Governor Laura Kelly’s call for a bipartisan, Kansas-specific plan to expand Medicaid coverage took an important step forward Monday with the first meeting of the Governor’s Council on Medicaid Expansion.

“Many Kansans struggle to cover the costs of basic health care. Some people can’t afford coverage at all. The status quo is not working for Kansans,” Kelly said. “No family should have to choose between health coverage and paying the mortgage.”

Medicaid expansion would provide access to affordable healthcare for approximately 150,000 Kansans who fall in the “coverage gap,” where an individual does not qualify for Medicaid, but does not make enough to afford healthcare.

In the 2019 legislative session, Governor Kelly presented a Medicaid expansion plan with bipartisan support that mirrored a similar bill that passed both chambers in 2017, but the bill was ultimately vetoed by then-Governor Sam Brownback.

Last session the House of Representatives passed the Governor’s bill, but the Senate did not allow a vote. Instead, the Senate promised to vote on a Medicaid expansion bill in the early months of the 2020 legislative session.

“As I’ve made clear, Medicaid expansion tops my 2020 priority list,” Kelly said. “I was encouraged that both chambers and both parties ended the last session in agreement: 2020 will be the year we finally get this done.

“After all the years Kansans have had to wait for Medicaid expansion, we must get this right.

“That’s why we need some kind of ‘compass’ to help prevent things from veering too far off course should unvetted, risky policies surface at the end of the process. I hope whatever you come up with can be used as one tool to help evaluate whether various ideas move us closer to —  or further away from — our desired outcomes as a state.”

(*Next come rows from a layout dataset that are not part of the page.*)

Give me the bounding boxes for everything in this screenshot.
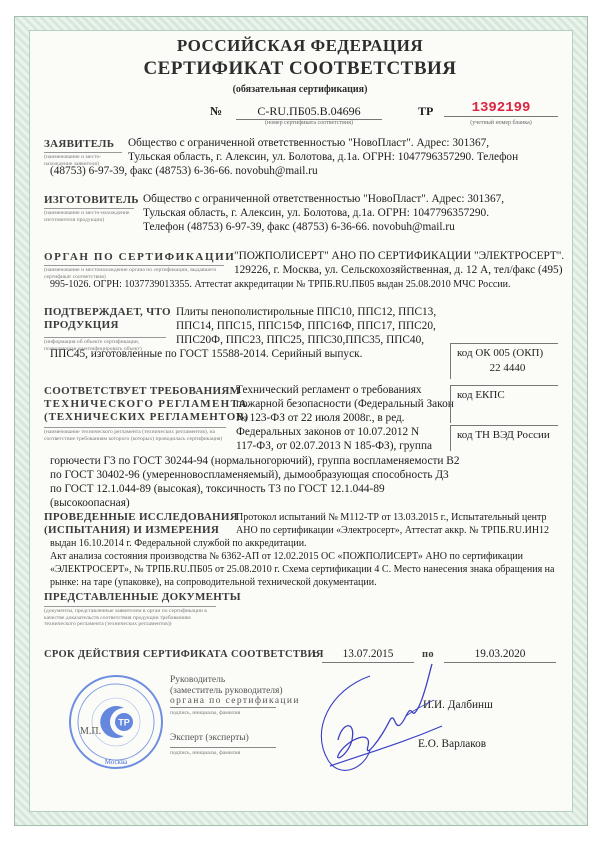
requirements-line-2: пожарной безопасности (Федеральный Закон [236,398,454,412]
validity-from-word: с [313,649,318,660]
requirements-label-3: (ТЕХНИЧЕСКИХ РЕГЛАМЕНТОВ) [44,411,249,423]
okp-code-box: код ОК 005 (ОКП) 22 4440 [450,343,558,379]
manufacturer-line-3: Телефон (48753) 6-97-39, факс (48753) 6-… [143,221,455,235]
applicant-line-3: (48753) 6-97-39, факс (48753) 6-36-66. n… [50,165,318,179]
tests-line-4: Акт анализа состояния производства № 636… [50,551,523,564]
tnved-code-label: код ТН ВЭД России [457,429,558,441]
manufacturer-caption: (наименование и место-нахождение изготов… [44,208,134,223]
requirements-line-8: по ГОСТ 12.1.044-89 (высокая), токсичнос… [50,483,385,497]
documents-caption: (документы, представленные заявителем в … [44,606,216,628]
validity-label: СРОК ДЕЙСТВИЯ СЕРТИФИКАТА СООТВЕТСТВИЯ [44,649,324,660]
product-label-1: ПОДТВЕРЖДАЕТ, ЧТО [44,306,171,318]
requirements-line-3: № 123-ФЗ от 22 июля 2008г., в ред. [236,412,405,426]
certification-body-line-2: 129226, г. Москва, ул. Сельскохозяйствен… [234,264,562,278]
seal-stamp-icon: ТР Москва [66,672,166,772]
number-sign: № [210,104,222,119]
tests-label-2: (ИСПЫТАНИЯ) И ИЗМЕРЕНИЯ [44,524,219,536]
certification-body-line-3: 995-1026. ОГРН: 1037739013355. Аттестат … [50,279,510,292]
product-line-3: ППС20Ф, ППС23, ППС25, ППС30,ППС35, ППС40… [176,334,424,348]
tests-label-1: ПРОВЕДЕННЫЕ ИССЛЕДОВАНИЯ [44,511,238,523]
okp-code-label: код ОК 005 (ОКП) [457,347,558,359]
expert-label: Эксперт (эксперты) [170,733,249,743]
requirements-label-2: ТЕХНИЧЕСКОГО РЕГЛАМЕНТА [44,398,248,410]
applicant-line-2: Тульская область, г. Алексин, ул. Болото… [128,151,518,165]
certificate-title: СЕРТИФИКАТ СООТВЕТСТВИЯ [0,58,600,80]
product-line-4: ППС45, изготовленные по ГОСТ 15588-2014.… [50,348,362,362]
product-label-2: ПРОДУКЦИЯ [44,319,119,331]
requirements-line-7: по ГОСТ 30402-96 (умеренновоспламеняемый… [50,469,449,483]
head-title: Руководитель (заместитель руководителя) … [170,675,300,707]
product-line-1: Плиты пенополистирольные ППС10, ППС12, П… [176,306,436,320]
stamp-place-label: М.П. [80,726,101,737]
tp-label: ТР [418,104,433,119]
requirements-line-6: горючести Г3 по ГОСТ 30244-94 (нормально… [50,455,459,469]
certification-body-caption: (наименование и местонахождение органа п… [44,265,224,280]
requirements-caption: (наименование технического регламента (т… [44,427,226,442]
certificate-number: C-RU.ПБ05.В.04696 [236,104,382,120]
requirements-line-4: Федеральных законов от 10.07.2012 N [236,426,419,440]
validity-to-word: по [422,649,434,660]
okp-code-value: 22 4440 [457,362,558,374]
expert-sign-caption: подпись, инициалы, фамилия [170,750,240,756]
requirements-label-1: СООТВЕТСТВУЕТ ТРЕБОВАНИЯМ [44,385,240,397]
product-line-2: ППС14, ППС15, ППС15Ф, ППС16Ф, ППС17, ППС… [176,320,436,334]
head-sign-line [170,707,276,708]
applicant-line-1: Общество с ограниченной ответственностью… [128,137,489,151]
certificate-number-caption: (номер сертификата соответствия) [236,120,382,126]
certification-body-label: ОРГАН ПО СЕРТИФИКАЦИИ [44,251,235,263]
tests-line-5: «ЭЛЕКТРОСЕРТ», № ТРПБ.RU.ПБ05 от 25.08.2… [50,564,554,577]
validity-to-date: 19.03.2020 [444,648,556,663]
tests-line-3: выдан 16.10.2014 г. Федеральной службой … [50,538,307,551]
tests-line-2: АНО по сертификации «Электросерт», Аттес… [236,525,549,538]
manufacturer-line-2: Тульская область, г. Алексин, ул. Болото… [143,207,489,221]
certification-body-line-1: "ПОЖПОЛИСЕРТ" АНО ПО СЕРТИФИКАЦИИ "ЭЛЕКТ… [234,250,564,264]
country-title: РОССИЙСКАЯ ФЕДЕРАЦИЯ [0,36,600,56]
blank-number-caption: (учетный номер бланка) [444,120,558,126]
expert-sign-line [170,747,276,748]
blank-number: 1392199 [444,100,558,117]
tests-line-6: рынке: на таре (упаковке), на сопроводит… [50,577,377,590]
ekps-code-box: код ЕКПС [450,385,558,423]
ekps-code-label: код ЕКПС [457,389,558,401]
applicant-label: ЗАЯВИТЕЛЬ [44,138,114,150]
requirements-line-1: Технический регламент о требованиях [236,384,422,398]
signature-icon [310,660,460,780]
manufacturer-line-1: Общество с ограниченной ответственностью… [143,193,504,207]
head-sign-caption: подпись, инициалы, фамилия [170,710,240,716]
tests-line-1: Протокол испытаний № М112-ТР от 13.03.20… [236,512,546,525]
svg-text:Москва: Москва [105,758,128,766]
manufacturer-label: ИЗГОТОВИТЕЛЬ [44,194,139,206]
certificate-subtitle: (обязательная сертификация) [0,84,600,95]
requirements-line-5: 117-ФЗ, от 02.07.2013 N 185-ФЗ), группа [236,440,432,454]
requirements-line-9: (высокоопасная) [50,497,130,511]
tnved-code-box: код ТН ВЭД России [450,425,558,451]
documents-label: ПРЕДСТАВЛЕННЫЕ ДОКУМЕНТЫ [44,591,241,603]
svg-text:ТР: ТР [118,718,130,728]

Governor Kelly asked the Council to focus on two questions:

  1. What do we need Medicaid expansion to achieve for Kansas?
  2. What can we learn from other expansion states that will help — or hinder — those goals?

“Good public policy is the product of thoughtful, bipartisan discussions, supported by data-driven decision-making. That’s the conversation I am asking this Council to have,” Kelly said. 

Among discussed items during the initial Council meeting:

  1. A review of the Medicaid expansion landscape across the U.S., with a focus on the fiscal and health impacts associated with expansion as well the different policy levers used in implementation. Overall, expansion states saw a substantial decline in the uninsured rate for non-elderly adults, as well as improved financial and health outcomes for recipients.
  2. An overview of the Kansas Medicaid system, KanCare, and the promising impact of expansion on access to preventative and behavioral healthcare for low-income Kansans.
  3. Presentations by experts from Montana and Ohio on the economic and health outcomes associated with expansion. Montana found that Medicaid made it easier for residents to find work, generated about $30 million in yearly cost savings, and increased access to care for veterans and their families. Ohio saw similar benefits, noting expansion’s role increasing the state’s capacity for behavioral health services and decreasing medical debt for enrollees by half.

The Governor’s Council on Medicaid Expansion’s next meeting is Oct. 29.